New Research - Oral Antibiotics and preterm labour /
rupture of membranes
Research published in the Lancet on 18 September 2008 suggested that low-dose oral antibiotics given to pregnant women to delay premature birth might cause long-term harm to their babies.
How this study relates to antibiotics prescribed against GBS
It doesn’t. Antibiotics given to mothers and babies for GBS infection are given intravenously and in large doses so that the infection is properly treated. The study published in the Lancet related to giving low-does oral antibiotics to mothers who were in threatened preterm labour, or who had preterm prelabour rupture of the membranes. The mothers had no obvious signs of infection. The study results do not apply to giving antibiotics to mothers with actual infections in pregnancy. Mothers who have evidence of infection should always be prescribed antibiotics. In such situations, antibiotics can be life saving, and with holding antibiotics can have serious consequences.

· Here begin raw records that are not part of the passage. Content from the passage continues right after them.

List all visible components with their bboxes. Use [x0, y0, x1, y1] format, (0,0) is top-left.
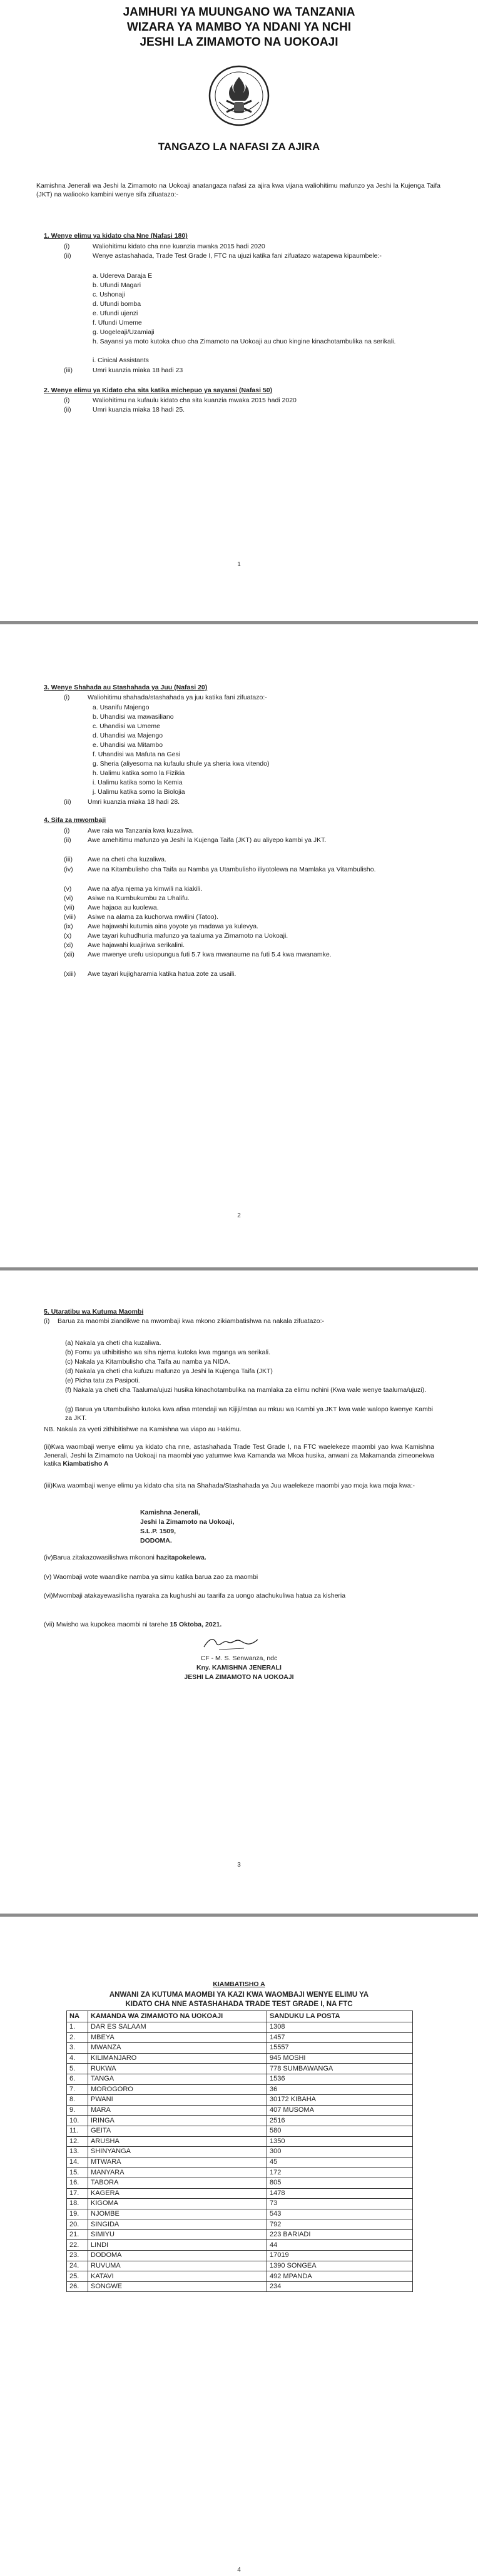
region-commander: PWANI	[88, 2095, 267, 2106]
section-1-item: Wenye astashahada, Trade Test Grade I, FTC na ujuzi katika fani zifuatazo watapewa kipaumbele:-	[93, 252, 382, 260]
table-row	[67, 2064, 413, 2074]
region-commander: KIGOMA	[88, 2199, 267, 2209]
row-number: 23.	[67, 2251, 88, 2261]
row-number: 25.	[67, 2271, 88, 2282]
table-row	[67, 2261, 413, 2271]
postal-box: 36	[267, 2084, 413, 2095]
nb-note: NB. Nakala za vyeti zithibitishwe na Kamishna wa viapo au Hakimu.	[44, 1426, 242, 1433]
postal-box: 45	[267, 2157, 413, 2168]
item-number: (v)	[44, 1573, 52, 1581]
item-number: (vii)	[64, 904, 74, 911]
qualification-item: Asiwe na Kumbukumbu za Uhalifu.	[88, 895, 190, 902]
fire-rescue-emblem-icon	[208, 64, 270, 127]
qualification-item: Awe amehitimu mafunzo ya Jeshi la Kujenga Taifa (JKT) au aliyepo kambi ya JKT.	[88, 836, 327, 844]
page-4	[0, 1917, 478, 2576]
postal-box: 792	[267, 2219, 413, 2230]
address-line: S.L.P. 1509,	[140, 1528, 176, 1535]
list-item: g. Sheria (aliyesoma na kufaulu shule ya sheria kwa vitendo)	[93, 760, 270, 768]
item-number: (v)	[64, 885, 72, 893]
item-number: (i)	[64, 827, 70, 834]
region-commander: DAR ES SALAAM	[88, 2022, 267, 2033]
item-number: (vii)	[44, 1621, 54, 1628]
application-item	[44, 1482, 434, 1491]
qualification-item: Awe mwenye urefu usiopungua futi 5.7 kwa mwanaume na futi 5.4 kwa mwanamke.	[88, 951, 332, 958]
header-line-1: JAMHURI YA MUUNGANO WA TANZANIA	[123, 6, 355, 19]
row-number: 11.	[67, 2126, 88, 2136]
row-number: 3.	[67, 2043, 88, 2054]
attachment-item: (b) Fomu ya uthibitisho wa siha njema kutoka kwa mganga wa serikali.	[65, 1349, 270, 1356]
table-row	[67, 2105, 413, 2116]
qualification-item: Awe tayari kujigharamia katika hatua zote za usaili.	[88, 970, 236, 978]
region-commander: KATAVI	[88, 2271, 267, 2282]
row-number: 12.	[67, 2136, 88, 2147]
region-commander: NJOMBE	[88, 2209, 267, 2219]
region-commander: ARUSHA	[88, 2136, 267, 2147]
row-number: 9.	[67, 2105, 88, 2116]
signatory-title: Kny. KAMISHNA JENERALI	[196, 1664, 282, 1671]
table-row	[67, 2168, 413, 2178]
section-1-item: Waliohitimu kidato cha nne kuanzia mwaka 2015 hadi 2020	[93, 243, 265, 250]
commanders-address-table	[66, 2011, 413, 2292]
region-commander: MANYARA	[88, 2168, 267, 2178]
table-row	[67, 2199, 413, 2209]
table-row	[67, 2116, 413, 2126]
list-item: e. Ufundi ujenzi	[93, 310, 138, 317]
header-line-3: JESHI LA ZIMAMOTO NA UOKOAJI	[140, 36, 338, 49]
item-number: (vi)	[44, 1592, 53, 1600]
list-item: i. Ualimu katika somo la Kemia	[93, 779, 183, 786]
row-number: 10.	[67, 2116, 88, 2126]
signature-block	[145, 1654, 333, 1682]
region-commander: RUKWA	[88, 2064, 267, 2074]
row-number: 19.	[67, 2209, 88, 2219]
postal-box: 15557	[267, 2043, 413, 2054]
postal-box: 234	[267, 2281, 413, 2292]
page-3	[0, 1270, 478, 1914]
qualification-item: Awe na cheti cha kuzaliwa.	[88, 856, 166, 863]
application-item	[44, 1573, 258, 1582]
deadline-date: 15 Oktoba, 2021.	[170, 1621, 222, 1628]
list-item: b. Uhandisi wa mawasiliano	[93, 713, 174, 721]
postal-box: 1478	[267, 2188, 413, 2199]
column-header: SANDUKU LA POSTA	[267, 2011, 413, 2022]
section-1-item: Umri kuanzia miaka 18 hadi 23	[93, 367, 183, 374]
item-number: (ii)	[44, 1443, 51, 1451]
row-number: 7.	[67, 2084, 88, 2095]
attachment-item: (d) Nakala ya cheti cha kufuzu mafunzo ya Jeshi la Kujenga Taifa (JKT)	[65, 1367, 273, 1375]
table-row	[67, 2074, 413, 2084]
postal-box: 1350	[267, 2136, 413, 2147]
item-text: Mwisho wa kupokea maombi ni tarehe	[56, 1621, 170, 1628]
region-commander: TABORA	[88, 2178, 267, 2188]
page-number: 2	[237, 1212, 241, 1219]
row-number: 15.	[67, 2168, 88, 2178]
item-number: (iii)	[44, 1482, 53, 1489]
qualification-item: Awe hajaoa au kuolewa.	[88, 904, 159, 911]
table-row	[67, 2188, 413, 2199]
region-commander: TANGA	[88, 2074, 267, 2084]
table-row	[67, 2251, 413, 2261]
postal-box: 1457	[267, 2032, 413, 2043]
table-row	[67, 2053, 413, 2064]
list-item: h. Ualimu katika somo la Fizikia	[93, 769, 185, 777]
row-number: 16.	[67, 2178, 88, 2188]
table-row	[67, 2095, 413, 2106]
notice-title: TANGAZO LA NAFASI ZA AJIRA	[158, 141, 320, 153]
list-item: d. Ufundi bomba	[93, 300, 141, 308]
item-number: (vi)	[64, 895, 73, 902]
item-number: (i)	[44, 1317, 50, 1325]
row-number: 5.	[67, 2064, 88, 2074]
region-commander: KAGERA	[88, 2188, 267, 2199]
annex-title: KIAMBATISHO A	[213, 1980, 265, 1988]
annex-reference: Kiambatisho A	[63, 1460, 109, 1468]
region-commander: IRINGA	[88, 2116, 267, 2126]
region-commander: SINGIDA	[88, 2219, 267, 2230]
row-number: 4.	[67, 2053, 88, 2064]
table-row	[67, 2022, 413, 2033]
table-row	[67, 2157, 413, 2168]
signatory-office: JESHI LA ZIMAMOTO NA UOKOAJI	[184, 1673, 294, 1681]
row-number: 6.	[67, 2074, 88, 2084]
postal-box: 223 BARIADI	[267, 2229, 413, 2240]
table-row	[67, 2209, 413, 2219]
row-number: 20.	[67, 2219, 88, 2230]
table-row	[67, 2147, 413, 2158]
postal-box: 805	[267, 2178, 413, 2188]
qualification-item: Awe hajawahi kutumia aina yoyote ya madawa ya kulevya.	[88, 923, 258, 930]
section-3-item: Umri kuanzia miaka 18 hadi 28.	[88, 798, 180, 806]
item-text: Waombaji wote waandike namba ya simu katika barua zao za maombi	[53, 1573, 258, 1581]
postal-box: 17019	[267, 2251, 413, 2261]
list-item: f. Ufundi Umeme	[93, 319, 142, 327]
postal-box: 2516	[267, 2116, 413, 2126]
section-2-item: Waliohitimu na kufaulu kidato cha sita kuanzia mwaka 2015 hadi 2020	[93, 397, 297, 404]
item-number: (ii)	[64, 798, 71, 806]
region-commander: SONGWE	[88, 2281, 267, 2292]
item-number: (xi)	[64, 941, 73, 949]
row-number: 1.	[67, 2022, 88, 2033]
section-3-heading: 3. Wenye Shahada au Stashahada ya Juu (Nafasi 20)	[44, 684, 208, 691]
item-number: (i)	[64, 397, 70, 404]
row-number: 21.	[67, 2229, 88, 2240]
table-row	[67, 2126, 413, 2136]
row-number: 8.	[67, 2095, 88, 2106]
item-text: Barua zitakazowasilishwa mkononi	[53, 1554, 156, 1561]
postal-box: 30172 KIBAHA	[267, 2095, 413, 2106]
list-item: b. Ufundi Magari	[93, 281, 141, 289]
region-commander: MTWARA	[88, 2157, 267, 2168]
region-commander: MARA	[88, 2105, 267, 2116]
application-item	[44, 1592, 434, 1601]
table-row	[67, 2219, 413, 2230]
table-row	[67, 2271, 413, 2282]
row-number: 26.	[67, 2281, 88, 2292]
item-number: (ii)	[64, 252, 71, 260]
table-header-row	[67, 2011, 413, 2022]
list-item: a. Udereva Daraja E	[93, 272, 153, 280]
row-number: 24.	[67, 2261, 88, 2271]
section-3-item: Waliohitimu shahada/stashahada ya juu katika fani zifuatazo:-	[88, 694, 267, 701]
list-item: f. Uhandisi wa Mafuta na Gesi	[93, 751, 181, 758]
postal-box: 1308	[267, 2022, 413, 2033]
list-item: i. Cinical Assistants	[93, 357, 149, 364]
row-number: 2.	[67, 2032, 88, 2043]
page-number: 1	[237, 561, 241, 568]
row-number: 22.	[67, 2240, 88, 2251]
region-commander: GEITA	[88, 2126, 267, 2136]
section-4-heading: 4. Sifa za mwombaji	[44, 816, 106, 824]
row-number: 18.	[67, 2199, 88, 2209]
application-item	[44, 1554, 206, 1563]
section-2-heading: 2. Wenye elimu ya Kidato cha sita katika michepuo ya sayansi (Nafasi 50)	[44, 387, 273, 394]
postal-box: 407 MUSOMA	[267, 2105, 413, 2116]
application-item	[44, 1443, 434, 1469]
postal-box: 44	[267, 2240, 413, 2251]
table-row	[67, 2043, 413, 2054]
row-number: 13.	[67, 2147, 88, 2158]
table-row	[67, 2281, 413, 2292]
list-item: c. Uhandisi wa Umeme	[93, 723, 160, 730]
list-item: h. Sayansi ya moto kutoka chuo cha Zimamoto na Uokoaji au chuo kingine kinachotambulika na serikali.	[93, 338, 396, 345]
attachment-item: (g) Barua ya Utambulisho kutoka kwa afisa mtendaji wa Kijiji/mtaa au mkuu wa Kambi ya JKT kwa wale walopo kwenye Kambi za JKT.	[65, 1406, 433, 1422]
item-number: (x)	[64, 932, 72, 940]
annex-subtitle-2: KIDATO CHA NNE ASTASHAHADA TRADE TEST GRADE I, NA FTC	[125, 2000, 353, 2008]
application-item	[44, 1621, 221, 1630]
item-number: (viii)	[64, 913, 76, 921]
postal-box: 543	[267, 2209, 413, 2219]
list-item: j. Ualimu katika somo la Biolojia	[93, 788, 185, 796]
postal-box: 1536	[267, 2074, 413, 2084]
region-commander: DODOMA	[88, 2251, 267, 2261]
region-commander: MWANZA	[88, 2043, 267, 2054]
application-item: Barua za maombi ziandikwe na mwombaji kwa mkono zikiambatishwa na nakala zifuatazo:-	[58, 1317, 325, 1325]
attachment-item: (a) Nakala ya cheti cha kuzaliwa.	[65, 1339, 161, 1347]
column-header: KAMANDA WA ZIMAMOTO NA UOKOAJI	[88, 2011, 267, 2022]
item-number: (ii)	[64, 836, 71, 844]
list-item: a. Usanifu Majengo	[93, 704, 150, 711]
table-row	[67, 2178, 413, 2188]
section-2-item: Umri kuanzia miaka 18 hadi 25.	[93, 406, 185, 413]
region-commander: LINDI	[88, 2240, 267, 2251]
item-number: (ix)	[64, 923, 73, 930]
item-number: (i)	[64, 694, 70, 701]
letterhead	[0, 5, 478, 50]
item-number: (xiii)	[64, 970, 76, 978]
table-row	[67, 2084, 413, 2095]
qualification-item: Awe hajawahi kuajiriwa serikalini.	[88, 941, 185, 949]
postal-box: 945 MOSHI	[267, 2053, 413, 2064]
region-commander: SHINYANGA	[88, 2147, 267, 2158]
section-5-heading: 5. Utaratibu wa Kutuma Maombi	[44, 1308, 144, 1316]
qualification-item: Awe raia wa Tanzania kwa kuzaliwa.	[88, 827, 194, 834]
list-item: c. Ushonaji	[93, 291, 125, 298]
item-number: (ii)	[64, 406, 71, 413]
annex-subtitle-1: ANWANI ZA KUTUMA MAOMBI YA KAZI KWA WAOMBAJI WENYE ELIMU YA	[109, 1991, 369, 1999]
row-number: 17.	[67, 2188, 88, 2199]
region-commander: KILIMANJARO	[88, 2053, 267, 2064]
postal-box: 73	[267, 2199, 413, 2209]
qualification-item: Awe tayari kuhudhuria mafunzo ya taaluma ya Zimamoto na Uokoaji.	[88, 932, 288, 940]
page-2	[0, 624, 478, 1267]
address-line: Kamishna Jenerali,	[140, 1509, 200, 1516]
qualification-item: Awe na Kitambulisho cha Taifa au Namba ya Utambulisho iliyotolewa na Mamlaka ya Vitambulisho.	[88, 866, 376, 873]
region-commander: MOROGORO	[88, 2084, 267, 2095]
item-number: (xii)	[64, 951, 74, 958]
signatory-name: CF - M. S. Senwanza, ndc	[200, 1655, 278, 1662]
region-commander: MBEYA	[88, 2032, 267, 2043]
item-number: (iii)	[64, 367, 73, 374]
postal-box: 492 MPANDA	[267, 2271, 413, 2282]
section-1-heading: 1. Wenye elimu ya kidato cha Nne (Nafasi 180)	[44, 232, 188, 240]
qualification-item: Asiwe na alama za kuchorwa mwilini (Tatoo).	[88, 913, 218, 921]
header-line-2: WIZARA YA MAMBO YA NDANI YA NCHI	[126, 21, 352, 34]
postal-box: 172	[267, 2168, 413, 2178]
list-item: g. Uogeleaji/Uzamiaji	[93, 328, 155, 336]
list-item: e. Uhandisi wa Mitambo	[93, 741, 163, 749]
list-item: d. Uhandisi wa Majengo	[93, 732, 163, 739]
item-text: Mwombaji atakayewasilisha nyaraka za kughushi au taarifa za uongo atachukuliwa hatua za kisheria	[53, 1592, 346, 1600]
region-commander: SIMIYU	[88, 2229, 267, 2240]
table-row	[67, 2136, 413, 2147]
page-number: 4	[237, 2567, 241, 2573]
page-number: 3	[237, 1862, 241, 1869]
table-row	[67, 2032, 413, 2043]
address-line: DODOMA.	[140, 1537, 172, 1544]
postal-box: 778 SUMBAWANGA	[267, 2064, 413, 2074]
attachment-item: (c) Nakala ya Kitambulisho cha Taifa au namba ya NIDA.	[65, 1358, 231, 1366]
postal-box: 1390 SONGEA	[267, 2261, 413, 2271]
table-row	[67, 2240, 413, 2251]
address-line: Jeshi la Zimamoto na Uokoaji,	[140, 1518, 235, 1526]
qualification-item: Awe na afya njema ya kimwili na kiakili.	[88, 885, 203, 893]
page-1	[0, 0, 478, 621]
column-header: NA	[67, 2011, 88, 2022]
item-number: (i)	[64, 243, 70, 250]
region-commander: RUVUMA	[88, 2261, 267, 2271]
intro-paragraph: Kamishna Jenerali wa Jeshi la Zimamoto na Uokoaji anatangaza nafasi za ajira kwa vijana waliohitimu mafunzo ya Jeshi la Kujenga Taifa (JKT) na waliooko kambini wenye sifa zifuatazo:-	[36, 182, 440, 198]
row-number: 14.	[67, 2157, 88, 2168]
signature-icon	[200, 1635, 263, 1652]
postal-box: 580	[267, 2126, 413, 2136]
item-number: (iii)	[64, 856, 73, 863]
emphasis-text: hazitapokelewa.	[156, 1554, 206, 1561]
table-row	[67, 2229, 413, 2240]
postal-address	[140, 1508, 235, 1546]
item-text: Kwa waombaji wenye elimu ya kidato cha sita na Shahada/Stashahada ya Juu waelekeze maombi yao moja kwa moja kwa:-	[53, 1482, 415, 1489]
item-number: (iv)	[64, 866, 73, 873]
attachment-item: (f) Nakala ya cheti cha Taaluma/ujuzi husika kinachotambulika na mamlaka za elimu nchini (Kwa wale wenye taaluma/ujuzi).	[65, 1386, 426, 1394]
item-text: Kwa waombaji wenye elimu ya kidato cha nne, astashahada Trade Test Grade I, na FTC waelekeze maombi yao kwa Kamishna Jenerali, Jeshi la Zimamoto na Uokoaji na maombi yao yatumwe kwa Kamanda wa Mkoa husika, anwani za Makamanda zimeonekwa katika	[44, 1443, 434, 1468]
postal-box: 300	[267, 2147, 413, 2158]
attachment-item: (e) Picha tatu za Pasipoti.	[65, 1377, 140, 1384]
item-number: (iv)	[44, 1554, 53, 1561]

The Lancet study suggested a small increase in the absolute numbers of babies developing cerebral palsy if the mother had threatened preterm labour and was given low-dose oral antibiotics (about 1 in 60-80 babies), but not for preterm prelabour rupture of membranes, suggesting that there is something about threatened preterm labour that interacts with the antibiotics to cause the problem. For example, it might in some cases be due to “hidden” infection in the womb that is suppressed, but not eradicated, by taking low-dose oral antibiotics, thus keeping the baby in a damaging environment for longer. This effect is unlikely to apply to mothers prescribed oral antibiotics for group B Strep (GBS) in the urine, because the bugs are not in the womb and the risk from not treating an active urinary infection is substantial. The antibiotics associated with the risk (amoxicillin, erythromycin) are both broad spectrum (affecting many bacteria), unlike penicillin (which has a more targeted effect), and they were given for up to ten days (not just in labour).
If you are worried, you should speak with your midwife, GP or obstetrician.
What the study covered:
This study only included women with no sign of any infection for whom:
o labour had started early (preterm labour) and
o whose waters had broken early (premature rupture of membranes)
The mothers in the study would not usually have been given antibiotics (as the study excluded any
women who had any indication of infection). The trial was looking to establish whether oral antibiotics given in either of the situations described above would be beneficial to the baby.
The original study, published in 2001, found that oral antibiotics given to mothers in early labour and whose waters had broken was possibly beneficial in prolonging the pregnancy and reducing infection, respiratory difficulties, and abnormal brain scans in the baby. It also found that there was no benefit to the baby when the mother had oral antibiotics in preterm labour when her waters hadn’t broken,
although there was a lower occurrence of infection in the mother.
The new study found that, at age seven, children born to mothers who were given oral antibiotics for early labour (but whose waters hadn’t broken) had an increased risk of cerebral palsy. There was no
increased risk for those given oral antibiotics for early labour when their waters had broken. The reason for this difference is unknown.
In a statement, the Royal College of Obstetrician & Gynaecologists says, “These findings do not mean that
antibiotics are unsafe for use in pregnancy. Pregnant women showing signs of infection should be treated promptly with antibiotics …. Antibiotics should also therefore be used if there are indications for the prevention of maternal or neonatal infection.”